Dr. Alan I. Leshner, director of the National Institute on Drug Abuse
in Bethesda, Md., said, "Contrary to what a lot of people think, that
Ecstasy is a harmless drug, we are learning more and more scientifically
about its damaging effects."
The bad short-term effects, Dr. Leshner said, are quick increases in
blood pressure, heart rates and body temperature, leading to dehydration
and hypothermia, particular problems for people who have danced in hot,
crowded rooms all night.
In the longer term, Dr. Leshner said, there is now evidence that
repeated use of Ecstasy can damage the brain cells that produce serotonin,
the neurochemical that is critical for preventing depression and sleep
disorders.
People who have used Ecstasy frequently experience memory loss and
depression when the drug wears off, Dr. Leshner said.
The contest with drug smugglers continues.
Last month, the Drug Enforcement Administration in New York announced
the arrest of Oded Tuito, who was said to head the largest
Ecstasy-smuggling organization yet identified.
Mr. Tuito, an Israeli who kept homes in New York, Los Angeles and
Paris, "imported millions of Ecstasy pills" from Paris, Brussels
and Frankfurt into New York, Miami and Los Angeles, the drug
administration charged.
His organization recruited dozens of couriers, typically dancers at
topless nightclubs, who each smuggled in 30,000 to 60,000 pills at a time
and also took hundreds of thousands of dollars in cash in drug proceeds
back to Europe, the authorities said.
To combat Ecstasy, the federal government and more than half the
states, including New York, New Jersey and Florida, have raised the
penalties for selling the drug in the past few years.
Under new federal sentencing guidelines that went into effect in May, a
person selling 800 pills can now receive a sentence of five years, a much
stiffer standard than the old threshold of 11,000 pills.
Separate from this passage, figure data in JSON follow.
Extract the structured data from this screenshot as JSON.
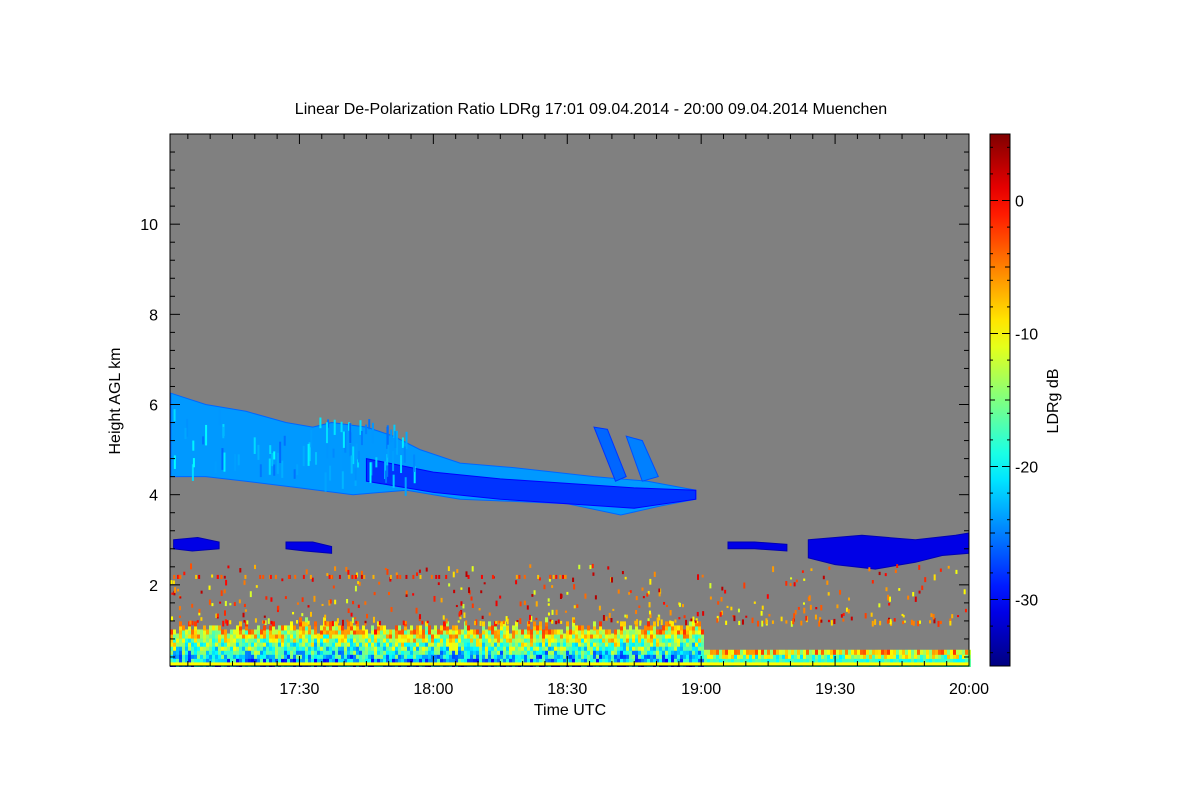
{
  "chart_data": {
    "type": "heatmap",
    "title": "Linear De-Polarization Ratio LDRg   17:01 09.04.2014 - 20:00 09.04.2014 Muenchen",
    "xlabel": "Time UTC",
    "ylabel": "Height AGL km",
    "x_range_hours": [
      17.0167,
      20.0
    ],
    "y_range_km": [
      0.2,
      12.0
    ],
    "x_ticks": [
      {
        "hours": 17.5,
        "label": "17:30"
      },
      {
        "hours": 18.0,
        "label": "18:00"
      },
      {
        "hours": 18.5,
        "label": "18:30"
      },
      {
        "hours": 19.0,
        "label": "19:00"
      },
      {
        "hours": 19.5,
        "label": "19:30"
      },
      {
        "hours": 20.0,
        "label": "20:00"
      }
    ],
    "y_ticks": [
      {
        "km": 2,
        "label": "2"
      },
      {
        "km": 4,
        "label": "4"
      },
      {
        "km": 6,
        "label": "6"
      },
      {
        "km": 8,
        "label": "8"
      },
      {
        "km": 10,
        "label": "10"
      }
    ],
    "background_color": "#808080",
    "colorbar": {
      "label": "LDRg dB",
      "range": [
        -35,
        5
      ],
      "colormap": "jet",
      "ticks": [
        {
          "value": 0,
          "label": "0"
        },
        {
          "value": -10,
          "label": "-10"
        },
        {
          "value": -20,
          "label": "-20"
        },
        {
          "value": -30,
          "label": "-30"
        }
      ]
    },
    "layers": [
      {
        "name": "cirrus-layer",
        "ldr": -24,
        "top": [
          [
            17.02,
            6.25
          ],
          [
            17.15,
            6.0
          ],
          [
            17.3,
            5.85
          ],
          [
            17.45,
            5.6
          ],
          [
            17.55,
            5.5
          ],
          [
            17.62,
            5.6
          ],
          [
            17.75,
            5.5
          ],
          [
            17.85,
            5.3
          ],
          [
            17.95,
            5.0
          ],
          [
            18.1,
            4.7
          ],
          [
            18.3,
            4.6
          ],
          [
            18.45,
            4.5
          ],
          [
            18.6,
            4.4
          ],
          [
            18.8,
            4.3
          ],
          [
            18.98,
            4.1
          ]
        ],
        "bottom": [
          [
            18.98,
            3.9
          ],
          [
            18.85,
            3.75
          ],
          [
            18.7,
            3.55
          ],
          [
            18.5,
            3.8
          ],
          [
            18.3,
            3.85
          ],
          [
            18.1,
            3.9
          ],
          [
            17.9,
            4.1
          ],
          [
            17.7,
            4.0
          ],
          [
            17.5,
            4.15
          ],
          [
            17.3,
            4.3
          ],
          [
            17.15,
            4.4
          ],
          [
            17.02,
            4.4
          ]
        ]
      },
      {
        "name": "lower-cirrus-band",
        "ldr": -28,
        "top": [
          [
            17.75,
            4.8
          ],
          [
            18.0,
            4.5
          ],
          [
            18.25,
            4.35
          ],
          [
            18.5,
            4.25
          ],
          [
            18.75,
            4.15
          ],
          [
            18.98,
            4.1
          ]
        ],
        "bottom": [
          [
            18.98,
            3.9
          ],
          [
            18.75,
            3.7
          ],
          [
            18.5,
            3.8
          ],
          [
            18.25,
            3.9
          ],
          [
            18.0,
            4.05
          ],
          [
            17.75,
            4.3
          ]
        ]
      },
      {
        "name": "fallstreak-1",
        "ldr": -26,
        "top": [
          [
            18.6,
            5.5
          ],
          [
            18.65,
            5.45
          ],
          [
            18.72,
            4.4
          ],
          [
            18.68,
            4.3
          ]
        ],
        "bottom": []
      },
      {
        "name": "fallstreak-2",
        "ldr": -25,
        "top": [
          [
            18.72,
            5.3
          ],
          [
            18.78,
            5.2
          ],
          [
            18.84,
            4.4
          ],
          [
            18.78,
            4.3
          ]
        ],
        "bottom": []
      },
      {
        "name": "cloud-3km-a",
        "ldr": -31,
        "top": [
          [
            17.03,
            3.0
          ],
          [
            17.12,
            3.05
          ],
          [
            17.2,
            2.95
          ]
        ],
        "bottom": [
          [
            17.2,
            2.8
          ],
          [
            17.1,
            2.75
          ],
          [
            17.03,
            2.8
          ]
        ]
      },
      {
        "name": "cloud-3km-b",
        "ldr": -31,
        "top": [
          [
            17.45,
            2.95
          ],
          [
            17.55,
            2.95
          ],
          [
            17.62,
            2.85
          ]
        ],
        "bottom": [
          [
            17.62,
            2.7
          ],
          [
            17.52,
            2.75
          ],
          [
            17.45,
            2.8
          ]
        ]
      },
      {
        "name": "cloud-3km-c",
        "ldr": -31,
        "top": [
          [
            19.1,
            2.95
          ],
          [
            19.2,
            2.95
          ],
          [
            19.32,
            2.9
          ]
        ],
        "bottom": [
          [
            19.32,
            2.75
          ],
          [
            19.2,
            2.8
          ],
          [
            19.1,
            2.8
          ]
        ]
      },
      {
        "name": "cloud-3km-d",
        "ldr": -31,
        "top": [
          [
            19.4,
            3.0
          ],
          [
            19.6,
            3.1
          ],
          [
            19.8,
            3.0
          ],
          [
            19.95,
            3.1
          ],
          [
            20.0,
            3.15
          ]
        ],
        "bottom": [
          [
            20.0,
            2.7
          ],
          [
            19.9,
            2.65
          ],
          [
            19.8,
            2.5
          ],
          [
            19.65,
            2.35
          ],
          [
            19.5,
            2.45
          ],
          [
            19.4,
            2.6
          ]
        ]
      }
    ],
    "boundary_layer": {
      "description_levels_km": [
        0.2,
        1.2
      ],
      "ldr_range": [
        -25,
        -2
      ]
    }
  }
}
New York's law, enacted in 1996, is tougher than the federal standard,
requiring a minimum sentence of three years for mere possession of 100
pills.
An Illinois bill, passed by the Legislature last month and awaiting the
governor's signature, would carry the toughest penalties of all an
automatic 6 to 30 years for selling as few as 15 pills.
State Senator Rickey Hendon warned that the Illinois law cast too wide
a net, treating teenage partygoers the same as professional drug
traffickers. But Senator Hendon, a Chicago Democrat, who is black, said
the law might help Illinois legislators understand the racial disparities
of drug laws.
"When you see 14-year-olds going to jail for a mandatory 30 years
and their complexion is no longer black," Senator Hendon said,
"maybe we'll stop and think about what we're doing."